In females, epispadias consists of bifid clitoris with diastases of the corpora cavernosa, flattening of the mons, and separation of the labia.

Associated defects are usually limited to the genital tract and diastases of the pubic bones. In exstrophy of the bladder, the lower abdominal wall is absent, with diastasis of the rectus abdominis muscle. Reflux develops in approximately 40% of patients.



Correction of glandular epispadias with reposition of the distal urethra and creation of a symmetric glans (glanuloplasty) is indicated in childhood or adolescence at the patient's request for cosmetic or psychological reasons.

Penile epispadias is corrected in childhood with penile straightening by resection of the chordee and creation of a new urethra of adequate caliber and length (urethroplasty).

In females, bifid clitoris and normal genitalia appearance can be restored during adolescence.

The aim is to permit normal voiding and erection and to avoid urinary tract infections.

The complete (penopubic) form of the malformation is treated early in childhood to close the abdominal wall and the bladder exstrophy.


Relevant Anatomy

Normally, the male urethra runs through the penile shaft, ventrally to the corpora cavernosa, and meets with the meatus at the tip of the glans.

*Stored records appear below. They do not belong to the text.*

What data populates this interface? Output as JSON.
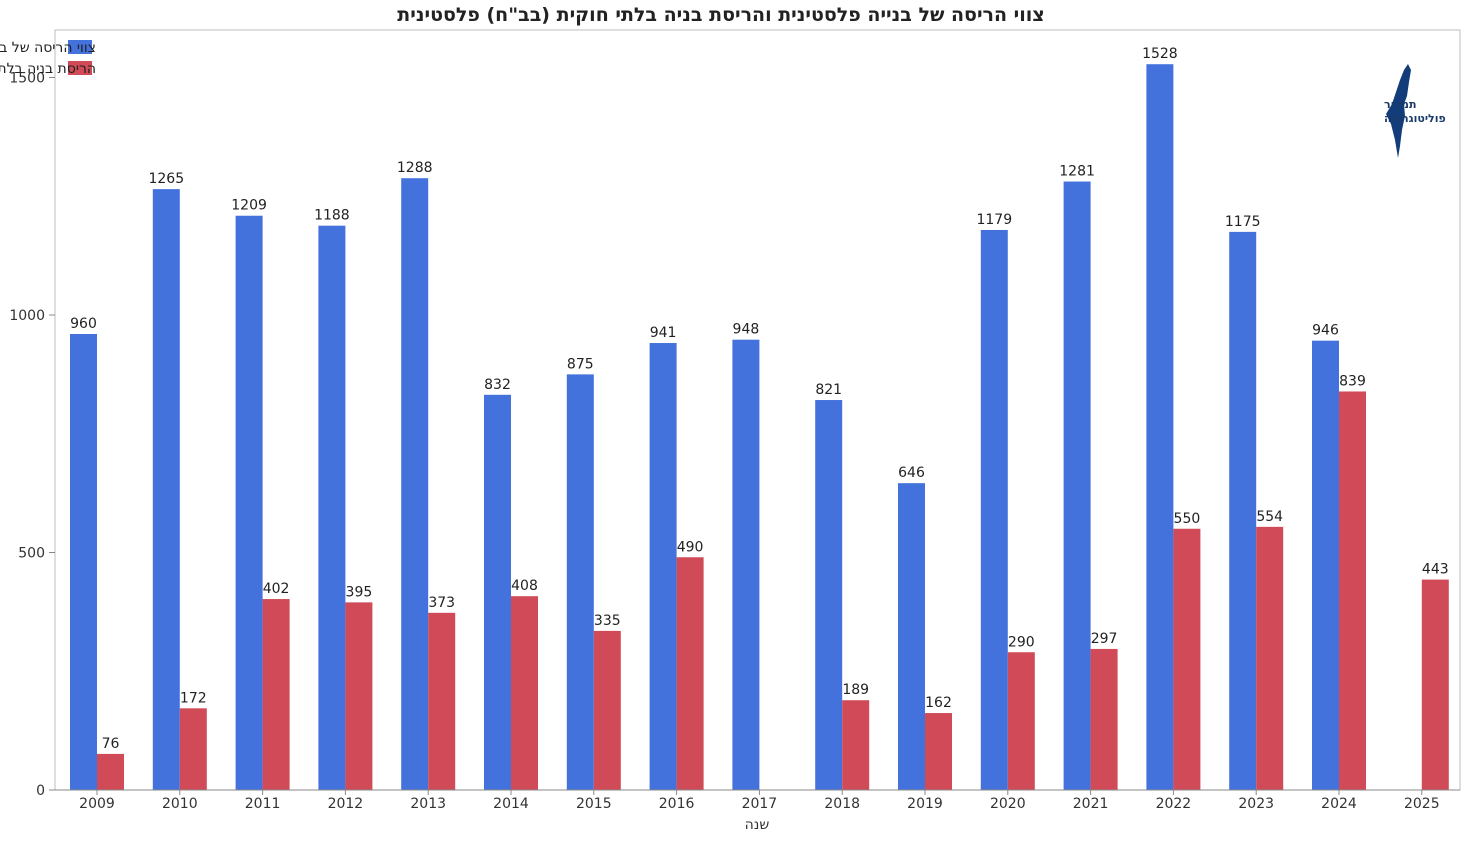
{
  "chart_data": {
    "type": "bar",
    "title": "צווי הריסה של בנייה פלסטינית והריסת בניה בלתי חוקית (בב\"ח) פלסטינית",
    "xlabel": "שנה",
    "ylabel": "",
    "ylim": [
      0,
      1600
    ],
    "yticks": [
      0,
      500,
      1000,
      1500
    ],
    "grid": false,
    "legend_position": "top-left",
    "categories": [
      "2009",
      "2010",
      "2011",
      "2012",
      "2013",
      "2014",
      "2015",
      "2016",
      "2017",
      "2018",
      "2019",
      "2020",
      "2021",
      "2022",
      "2023",
      "2024",
      "2025"
    ],
    "series": [
      {
        "name": "צווי הריסה של בנייה פלסטינית",
        "color": "#4472dc",
        "values": [
          960,
          1265,
          1209,
          1188,
          1288,
          832,
          875,
          941,
          948,
          821,
          646,
          1179,
          1281,
          1528,
          1175,
          946,
          null
        ]
      },
      {
        "name": "הריסת בניה בלתי חוקית (בב\"ח) פלסטינית",
        "color": "#d14a57",
        "values": [
          76,
          172,
          402,
          395,
          373,
          408,
          335,
          490,
          null,
          189,
          162,
          290,
          297,
          550,
          554,
          839,
          443
        ]
      }
    ]
  },
  "logo": {
    "line1": "תמרור",
    "line2": "פוליטוגרפיה",
    "icon": "israel-map-icon"
  }
}
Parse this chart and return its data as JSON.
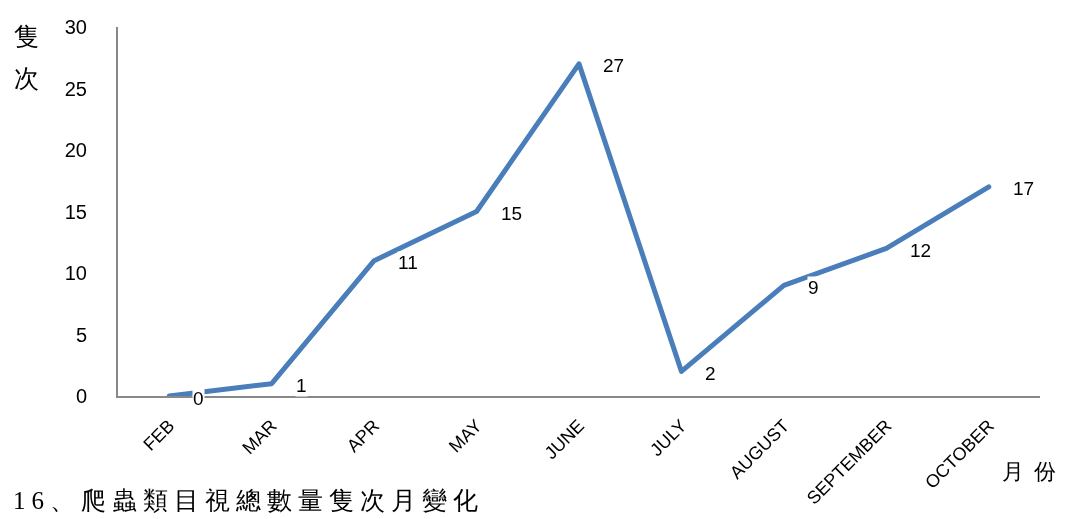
{
  "chart_data": {
    "type": "line",
    "title": "16、爬蟲類目視總數量隻次月變化",
    "ylabel": "隻次",
    "xlabel": "月份",
    "categories": [
      "FEB",
      "MAR",
      "APR",
      "MAY",
      "JUNE",
      "JULY",
      "AUGUST",
      "SEPTEMBER",
      "OCTOBER"
    ],
    "values": [
      0,
      1,
      11,
      15,
      27,
      2,
      9,
      12,
      17
    ],
    "color": "#4a7ebb",
    "ylim": [
      0,
      30
    ],
    "yticks": [
      0,
      5,
      10,
      15,
      20,
      25,
      30
    ],
    "data_labels": true,
    "grid": false
  }
}
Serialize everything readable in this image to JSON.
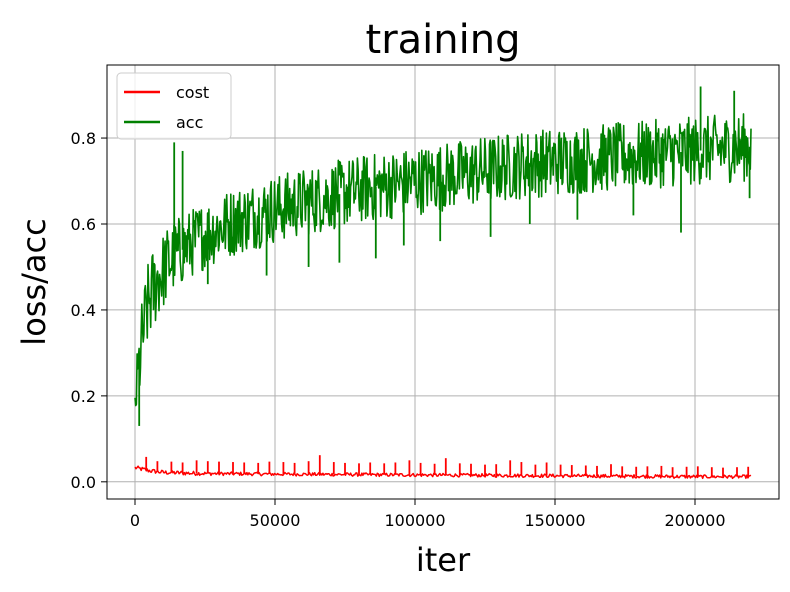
{
  "chart_data": {
    "type": "line",
    "title": "training",
    "xlabel": "iter",
    "ylabel": "loss/acc",
    "xlim": [
      -10000,
      230000
    ],
    "ylim": [
      -0.04,
      0.97
    ],
    "xticks": [
      0,
      50000,
      100000,
      150000,
      200000
    ],
    "xtick_labels": [
      "0",
      "50000",
      "100000",
      "150000",
      "200000"
    ],
    "yticks": [
      0.0,
      0.2,
      0.4,
      0.6,
      0.8
    ],
    "ytick_labels": [
      "0.0",
      "0.2",
      "0.4",
      "0.6",
      "0.8"
    ],
    "grid": true,
    "legend_position": "top-left",
    "series": [
      {
        "name": "cost",
        "color": "#ff0000",
        "x": [
          0,
          5000,
          10000,
          20000,
          30000,
          50000,
          75000,
          100000,
          125000,
          150000,
          175000,
          200000,
          220000
        ],
        "values": [
          0.033,
          0.026,
          0.022,
          0.02,
          0.019,
          0.018,
          0.017,
          0.016,
          0.015,
          0.014,
          0.013,
          0.012,
          0.012
        ],
        "band": [
          0.005,
          0.005,
          0.005,
          0.005,
          0.004,
          0.004,
          0.004,
          0.004,
          0.004,
          0.004,
          0.004,
          0.004,
          0.004
        ],
        "spike_x": [
          4000,
          8000,
          13000,
          17000,
          22000,
          26000,
          30000,
          35000,
          39000,
          44000,
          48000,
          53000,
          57000,
          62000,
          66000,
          71000,
          75000,
          80000,
          84000,
          89000,
          93000,
          98000,
          102000,
          107000,
          111000,
          116000,
          120000,
          125000,
          129000,
          134000,
          138000,
          143000,
          147000,
          152000,
          156000,
          161000,
          165000,
          170000,
          174000,
          179000,
          183000,
          188000,
          192000,
          197000,
          201000,
          206000,
          210000,
          215000,
          219000
        ],
        "spike_y": [
          0.058,
          0.048,
          0.047,
          0.045,
          0.05,
          0.048,
          0.047,
          0.046,
          0.045,
          0.044,
          0.047,
          0.046,
          0.044,
          0.048,
          0.062,
          0.046,
          0.044,
          0.043,
          0.045,
          0.043,
          0.045,
          0.05,
          0.044,
          0.042,
          0.055,
          0.043,
          0.042,
          0.04,
          0.041,
          0.05,
          0.046,
          0.04,
          0.045,
          0.04,
          0.039,
          0.038,
          0.037,
          0.041,
          0.036,
          0.035,
          0.036,
          0.037,
          0.034,
          0.035,
          0.036,
          0.034,
          0.033,
          0.034,
          0.035
        ]
      },
      {
        "name": "acc",
        "color": "#008000",
        "x": [
          0,
          1000,
          2000,
          3000,
          4000,
          5000,
          6000,
          8000,
          10000,
          12000,
          14000,
          16000,
          18000,
          20000,
          25000,
          30000,
          35000,
          40000,
          45000,
          50000,
          60000,
          70000,
          80000,
          90000,
          100000,
          110000,
          120000,
          130000,
          140000,
          150000,
          160000,
          170000,
          180000,
          190000,
          200000,
          210000,
          220000
        ],
        "values": [
          0.18,
          0.24,
          0.3,
          0.35,
          0.39,
          0.42,
          0.44,
          0.47,
          0.49,
          0.51,
          0.525,
          0.535,
          0.545,
          0.555,
          0.575,
          0.59,
          0.605,
          0.615,
          0.625,
          0.635,
          0.65,
          0.665,
          0.68,
          0.69,
          0.7,
          0.71,
          0.72,
          0.73,
          0.74,
          0.745,
          0.75,
          0.755,
          0.76,
          0.765,
          0.77,
          0.775,
          0.78
        ],
        "band": [
          0.05,
          0.09,
          0.1,
          0.1,
          0.1,
          0.1,
          0.1,
          0.095,
          0.09,
          0.09,
          0.085,
          0.085,
          0.08,
          0.08,
          0.08,
          0.08,
          0.08,
          0.08,
          0.08,
          0.08,
          0.08,
          0.08,
          0.08,
          0.08,
          0.08,
          0.08,
          0.08,
          0.08,
          0.08,
          0.08,
          0.08,
          0.08,
          0.08,
          0.08,
          0.08,
          0.08,
          0.08
        ],
        "spike_x": [
          1500,
          14000,
          17000,
          26000,
          47000,
          62000,
          73000,
          86000,
          96000,
          109000,
          127000,
          141000,
          158000,
          178000,
          195000,
          202000,
          214000,
          219500
        ],
        "spike_y": [
          0.13,
          0.79,
          0.77,
          0.46,
          0.48,
          0.5,
          0.51,
          0.52,
          0.55,
          0.56,
          0.57,
          0.6,
          0.61,
          0.62,
          0.58,
          0.92,
          0.91,
          0.66
        ]
      }
    ]
  }
}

The penis is formed by the corpus spongiosum surrounding the urethra and by 2 corpora cavernosa; these structures are composed of erectile tissue surrounded by the tunica albuginea (Buck fascia) and the dartos fascia more superficially, which contains terminal branches of external pudendal arteries and veins and the superficial lymphatics.

The vascular axial pattern of the skin-dartos complex originating from the external pudendal vessels is present, but it is dislocated on the ventral aspect of the penile shaft. Additional vascular supply to the prepuce comes from collateral vessels of the terminal glanular branches of the dorsal penile artery. The Buck fascia surrounds the corpora cavernosa and splits to encircle the neurovascular bundle. [4]



Urethroplasty and restoring the normal appearance of the genitalia are contraindicated in infancy because of the small size of the structures.